Book IV of the Consolation begins the discussion of God’s providence and the problem of evil. Boethius has asked why, if God is sovereign, omniscient, omnipotent and good, do evils happen to the virtuous and the vicious escape unpunished (313-315)? Philosophy’s counterargument will attempt to show that this is not actually the case, but rather the virtuous are always rewarded and the vicious always punished, even within this life—there is no discussion of final judgment, heaven or hell in the first two chapters.
Her argument begins from the premise that good and evil are contraries: if “good is powerful, the weakness of evil is evident” and vice versa (319). (“Power” here seems to mean “power to attain one’s desires.”) Now this suggests two subarguments to her.
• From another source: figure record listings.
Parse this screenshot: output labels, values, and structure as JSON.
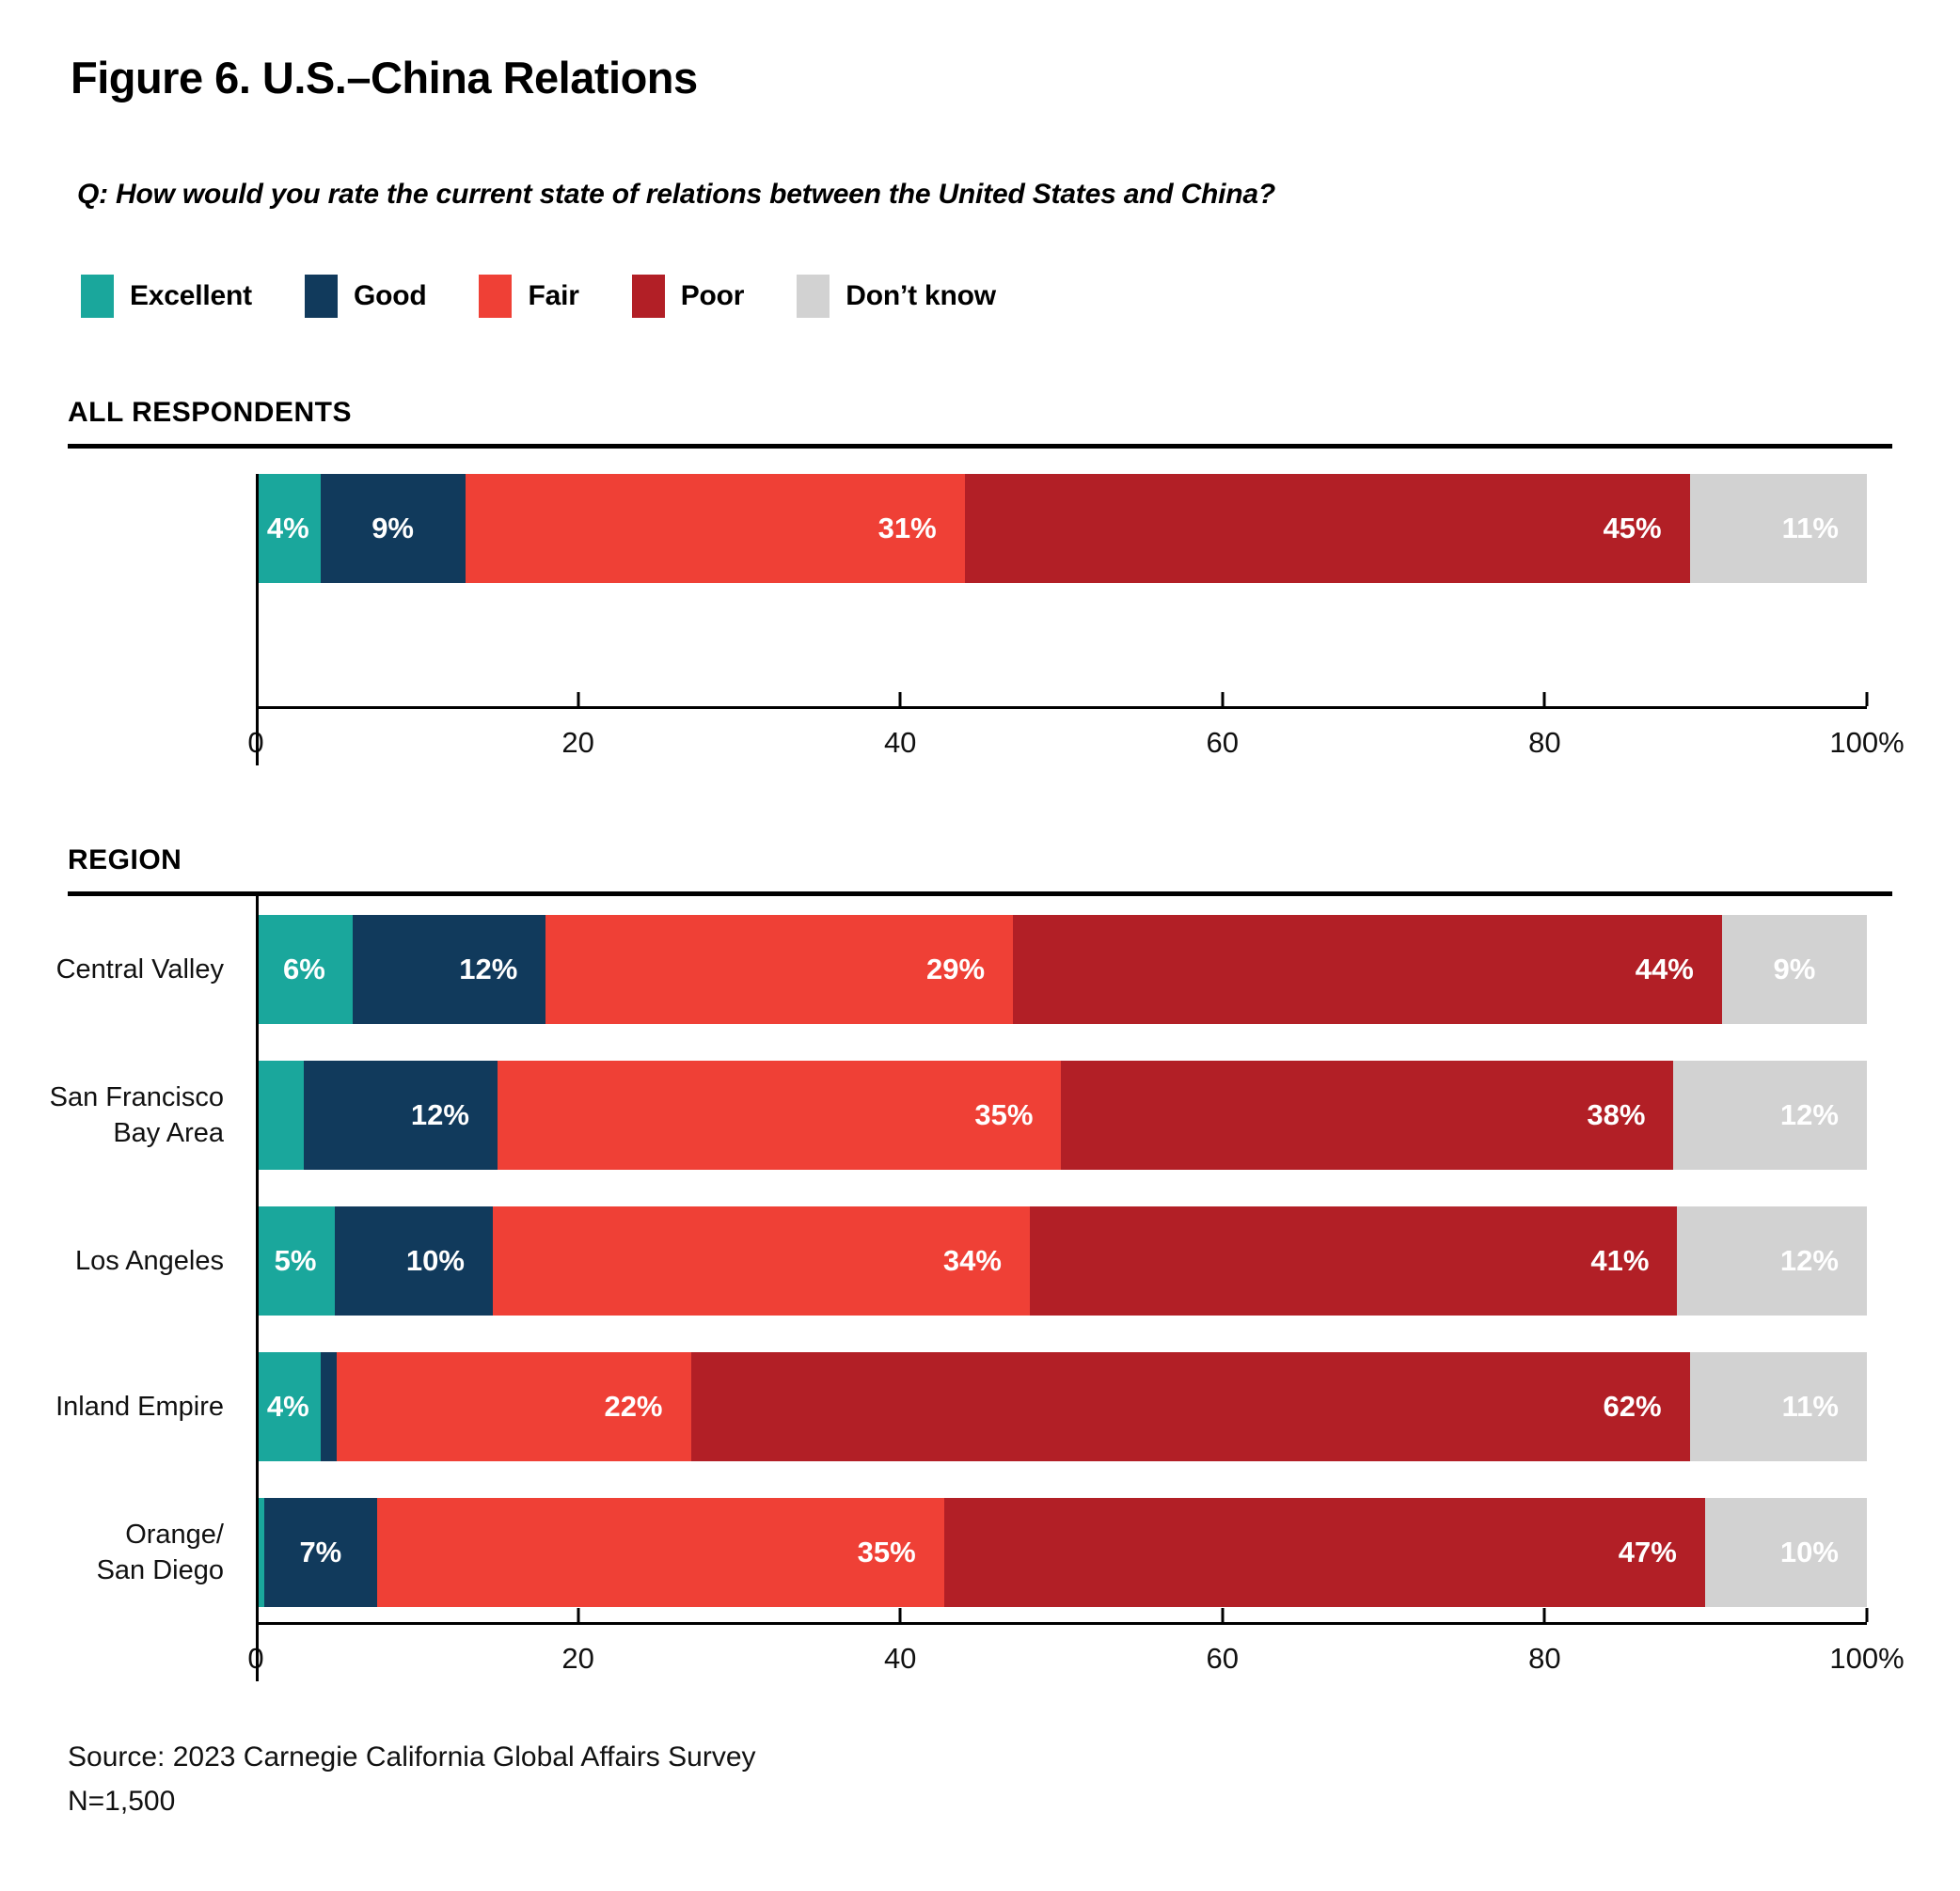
{
  "figure": {
    "title": "Figure 6. U.S.–China Relations",
    "question": "Q: How would you rate the current state of relations between the United States and China?"
  },
  "source": {
    "line1": "Source: 2023 Carnegie California Global Affairs Survey",
    "line2": "N=1,500"
  },
  "chart_data": {
    "type": "bar",
    "stacked": true,
    "orientation": "horizontal",
    "unit": "percent",
    "xlim": [
      0,
      100
    ],
    "legend_position": "top",
    "grid": false,
    "legend": [
      {
        "name": "Excellent",
        "color": "#1AA79C"
      },
      {
        "name": "Good",
        "color": "#113A5C"
      },
      {
        "name": "Fair",
        "color": "#EF4036"
      },
      {
        "name": "Poor",
        "color": "#B21F26"
      },
      {
        "name": "Don’t know",
        "color": "#D2D2D2"
      }
    ],
    "x_ticks": [
      {
        "pos": 0,
        "label": "0"
      },
      {
        "pos": 20,
        "label": "20"
      },
      {
        "pos": 40,
        "label": "40"
      },
      {
        "pos": 60,
        "label": "60"
      },
      {
        "pos": 80,
        "label": "80"
      },
      {
        "pos": 100,
        "label": "100%"
      }
    ],
    "groups": [
      {
        "heading": "ALL RESPONDENTS",
        "rows": [
          {
            "label": "",
            "values": [
              4,
              9,
              31,
              45,
              11
            ],
            "labels": [
              "4%",
              "9%",
              "31%",
              "45%",
              "11%"
            ]
          }
        ]
      },
      {
        "heading": "REGION",
        "rows": [
          {
            "label": "Central Valley",
            "values": [
              6,
              12,
              29,
              44,
              9
            ],
            "labels": [
              "6%",
              "12%",
              "29%",
              "44%",
              "9%"
            ]
          },
          {
            "label": "San Francisco\nBay Area",
            "values": [
              3,
              12,
              35,
              38,
              12
            ],
            "labels": [
              "",
              "12%",
              "35%",
              "38%",
              "12%"
            ]
          },
          {
            "label": "Los Angeles",
            "values": [
              5,
              10,
              34,
              41,
              12
            ],
            "labels": [
              "5%",
              "10%",
              "34%",
              "41%",
              "12%"
            ]
          },
          {
            "label": "Inland Empire",
            "values": [
              4,
              1,
              22,
              62,
              11
            ],
            "labels": [
              "4%",
              "",
              "22%",
              "62%",
              "11%"
            ]
          },
          {
            "label": "Orange/\nSan Diego",
            "values": [
              0.5,
              7,
              35,
              47,
              10
            ],
            "labels": [
              "",
              "7%",
              "35%",
              "47%",
              "10%"
            ]
          }
        ]
      }
    ]
  }
}
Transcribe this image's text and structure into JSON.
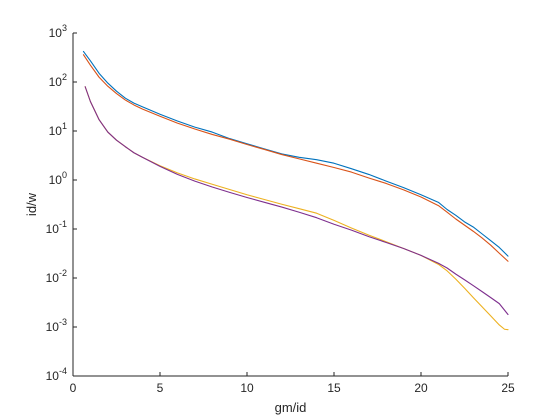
{
  "chart_data": {
    "type": "line",
    "title": "",
    "xlabel": "gm/id",
    "ylabel": "id/w",
    "xlim": [
      0,
      25
    ],
    "ylim": [
      0.0001,
      1000
    ],
    "yscale": "log",
    "grid": false,
    "x_ticks": [
      0,
      5,
      10,
      15,
      20,
      25
    ],
    "x_tick_labels": [
      "0",
      "5",
      "10",
      "15",
      "20",
      "25"
    ],
    "y_tick_values": [
      0.0001,
      0.001,
      0.01,
      0.1,
      1,
      10,
      100,
      1000
    ],
    "y_tick_labels": [
      {
        "base": "10",
        "exp": "-4"
      },
      {
        "base": "10",
        "exp": "-3"
      },
      {
        "base": "10",
        "exp": "-2"
      },
      {
        "base": "10",
        "exp": "-1"
      },
      {
        "base": "10",
        "exp": "0"
      },
      {
        "base": "10",
        "exp": "1"
      },
      {
        "base": "10",
        "exp": "2"
      },
      {
        "base": "10",
        "exp": "3"
      }
    ],
    "series": [
      {
        "color": "#0072bd",
        "x": [
          0.6,
          1,
          1.5,
          2,
          2.5,
          3,
          3.5,
          4,
          5,
          6,
          7,
          8,
          9,
          10,
          11,
          12,
          13,
          14,
          15,
          16,
          17,
          18,
          19,
          20,
          21,
          21.5,
          22,
          22.5,
          23,
          23.5,
          24,
          24.5,
          25
        ],
        "y": [
          420,
          270,
          150,
          95,
          65,
          47,
          37,
          31,
          22,
          16,
          12,
          9.5,
          7,
          5.5,
          4.3,
          3.4,
          2.9,
          2.6,
          2.2,
          1.7,
          1.3,
          0.95,
          0.7,
          0.5,
          0.35,
          0.25,
          0.19,
          0.14,
          0.11,
          0.08,
          0.058,
          0.042,
          0.028
        ]
      },
      {
        "color": "#d95319",
        "x": [
          0.6,
          1,
          1.5,
          2,
          2.5,
          3,
          3.5,
          4,
          5,
          6,
          7,
          8,
          9,
          10,
          11,
          12,
          13,
          14,
          15,
          16,
          17,
          18,
          19,
          20,
          21,
          21.5,
          22,
          22.5,
          23,
          23.5,
          24,
          24.5,
          25
        ],
        "y": [
          360,
          220,
          125,
          82,
          58,
          43,
          34,
          28,
          20,
          14.5,
          11,
          8.5,
          6.8,
          5.3,
          4.2,
          3.3,
          2.7,
          2.2,
          1.8,
          1.45,
          1.1,
          0.85,
          0.63,
          0.45,
          0.3,
          0.22,
          0.16,
          0.12,
          0.09,
          0.066,
          0.047,
          0.032,
          0.022
        ]
      },
      {
        "color": "#edb120",
        "x": [
          0.7,
          1,
          1.5,
          2,
          2.5,
          3,
          3.5,
          4,
          5,
          6,
          7,
          8,
          9,
          10,
          11,
          12,
          13,
          14,
          15,
          16,
          17,
          18,
          19,
          20,
          21,
          21.5,
          22,
          22.5,
          23,
          23.5,
          24,
          24.5,
          24.8,
          25
        ],
        "y": [
          80,
          40,
          17,
          9.5,
          6.5,
          4.8,
          3.6,
          2.9,
          1.95,
          1.4,
          1.05,
          0.82,
          0.64,
          0.5,
          0.4,
          0.32,
          0.26,
          0.21,
          0.15,
          0.105,
          0.075,
          0.055,
          0.04,
          0.029,
          0.019,
          0.014,
          0.0095,
          0.0062,
          0.004,
          0.0026,
          0.0017,
          0.0011,
          0.0009,
          0.00088
        ]
      },
      {
        "color": "#7e2f8e",
        "x": [
          0.7,
          1,
          1.5,
          2,
          2.5,
          3,
          3.5,
          4,
          5,
          6,
          7,
          8,
          9,
          10,
          11,
          12,
          13,
          14,
          15,
          16,
          17,
          18,
          19,
          20,
          21,
          21.5,
          22,
          22.5,
          23,
          23.5,
          24,
          24.5,
          25
        ],
        "y": [
          80,
          40,
          17,
          9.5,
          6.5,
          4.8,
          3.6,
          2.9,
          1.9,
          1.3,
          0.95,
          0.72,
          0.56,
          0.44,
          0.35,
          0.28,
          0.22,
          0.17,
          0.125,
          0.095,
          0.07,
          0.053,
          0.04,
          0.029,
          0.02,
          0.016,
          0.012,
          0.0092,
          0.007,
          0.0053,
          0.004,
          0.003,
          0.0018
        ]
      }
    ]
  }
}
First she will attempt to prove the strength of the good and second she will attempt to prove the weakness of evil.
The first step in her argument is an observation about moral psychology. All human action presupposes two factors, will and ability. In order to do X, one must will X and have the ability to do X. The second step in the argument draws on the earlier discussion in which Philosophy argued that everyone wants the good. This second proposition is problematic, as I discussed in my paper of 26 March, but Boethius gives his assent to it.
This gives Philosophy what she needs to finish her first subargument about the power of the good people. “All men, therefore, good and evil alike strive . . . to arrive at the good.” But if both good and evil people desire the good, then it is clear that the good are superior in that they have the ability to obtain what they desire and the evil do not, because if the evil were to obtain the good, then they would not be evil but good.
Philosophy proposes a striking image to compare the weakness of evil with the strength of goodness. The virtues are the natural functions by which one can obtain the good and happiness. The good person cultivates virtue and obtains happiness. The evil person is trying to obtain happiness like a man walking on his hands is trying to walk because he is trying to obtain happiness by means of his “fluctuating desire” (323) rather than by its natural function, the virtues.
The second subargument Philosophy offers is meant to demonstrate the other half of her claim that good is powerful and evil weak. Her argument begins by asking why the wicked pursue vice (325)?
She can imagine only three possible reasons they might pursue vice: first, if they are simply ignorant, lacking knowledge of what things are to be pursued; second, if they know what should be pursued but are unable to control their desires; third, if they willingly turn aside from the good and choose to pursue vice knowingly. The first and second options seem quite clear. If someone is wicked in virtue of their ignorance or lack of self-control, then Philosophy has what she seeks, namely that evil is weak. However, the admission of the third possibility is surprising, because so far Philosophy has not seemed to allow for the possibility of such a thing as pursuing evil rather than good, indeed this would seem to contradict her earlier arguments that all things seek the good.
Of course, Philosophy is aware of this, because she says, “in this case they cease not merely to be powerful, but simply to be: for those who leave aside the common end of all things that are, at the same time also leave off being” (325-327). Philosophy then makes the very counterintuitive argument that if the wicked can do evil and evil is nothing, therefore the wicked can do nothing and whatever can do nothing is surely the weakest of all.
Something seems unsatisfactory about all this. If this argument stands, then one could reformulate Philosophy’s earlier claim that everything seeks the good in this way: “All things seek the good, except for everything that doesn’t seek the good, which isn’t really a thing, properly speaking.” Formulating it this way, Philosophy’s argument seems to fall prey to what Anthony Flew calls the “No True Scotsman Fallacy.”
“All things seek the good.”
“But Nero is a thing and seeks evil.”
“But all true things seek the good.”
In order to convince, Philosophy needs to provide an independent argument that Nero is not really a thing, although he appears to be one.